This thesis consists of three papers in which different topics in spaces of analytic functions are considered. These papers are:



I. "Estimates in Möbius Invariant Spaces of Analytic Functions."



II. "Preduals of Q_p-spaces and Carleson Embeddings of Weighted Dirichlet Spaces."



III. "On the Spectrum of the Cesàro Operator on Spaces of Analytic Functions."



The first two papers are closely related and they concern some new developments in the theory of Möbius invariant spaces of analytic functions. The first article is written together with Alexandru Aleman and ithas been published in Complex Variables, Vol. 49, No 7-9, (2004) (Special Issue, A Tribute to Matts Essén).

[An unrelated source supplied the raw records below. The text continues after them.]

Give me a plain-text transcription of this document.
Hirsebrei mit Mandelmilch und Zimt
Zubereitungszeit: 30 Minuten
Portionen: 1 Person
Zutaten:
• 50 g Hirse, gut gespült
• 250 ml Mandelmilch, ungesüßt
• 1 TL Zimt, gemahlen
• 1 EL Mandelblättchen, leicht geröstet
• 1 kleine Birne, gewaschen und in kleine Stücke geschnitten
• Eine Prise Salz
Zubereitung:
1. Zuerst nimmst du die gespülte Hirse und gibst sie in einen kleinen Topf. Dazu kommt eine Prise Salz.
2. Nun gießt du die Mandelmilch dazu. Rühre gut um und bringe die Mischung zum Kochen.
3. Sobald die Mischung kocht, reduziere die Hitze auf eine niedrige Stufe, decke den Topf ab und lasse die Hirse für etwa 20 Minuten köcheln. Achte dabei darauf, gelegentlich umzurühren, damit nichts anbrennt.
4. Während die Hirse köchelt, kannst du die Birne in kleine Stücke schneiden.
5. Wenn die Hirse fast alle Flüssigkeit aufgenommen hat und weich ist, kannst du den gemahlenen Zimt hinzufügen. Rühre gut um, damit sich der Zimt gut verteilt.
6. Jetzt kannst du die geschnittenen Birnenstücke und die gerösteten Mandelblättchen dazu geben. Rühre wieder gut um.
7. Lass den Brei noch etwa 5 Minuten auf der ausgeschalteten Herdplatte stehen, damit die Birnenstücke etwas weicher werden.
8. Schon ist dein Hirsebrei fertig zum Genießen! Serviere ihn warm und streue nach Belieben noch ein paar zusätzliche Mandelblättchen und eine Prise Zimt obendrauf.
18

In this article weproved a number of new estimates för Q_K spaces of analytic functions which extend the classic inequalities of John and Nirenberg, Korenblum and Beurling. More precisely, we derived a general inequality for the seminorms of dilated functions, as well as radial growth estimates, embedding theorems in L^p spaces on the unit disc and integral estimates of exponentials of functions in such spaces. Also, we discussed some properties of the inner-outer factorization for certain Q_K spaces. The second paper, by Alexandru Aleman, Marcus Carlsson and myself, contains a description of the preduals of Q_p- spaces, mainly based on Möbius invariance. The problem is rather complicated and it requires a number of techniques from harmonic analysis. The conclusion gives though a very tractable characterization of these spaces, that is, we show that functions in the predual spaces can be written as sums of products of functions in given weighted Dirichlet and Bergman spaces with the usual control on the norms. This representation is used to investigate the relation between Q_p and Carleson inequalities for functions in weighted Dirichlet spaces. Our approach is based on imbeddings in vector-valued sequence spaces and yields also atomic decompositions of the predual of Q_p.



The third paper is about another topic. It contains a unified approach to the study of the spectrum of the Cesàro Operator on Hardy, Bergman and Dirichlet spaces, which, in particular, enables us to derive new results concerning subdecomposability of the Cesàro operator on these spaces.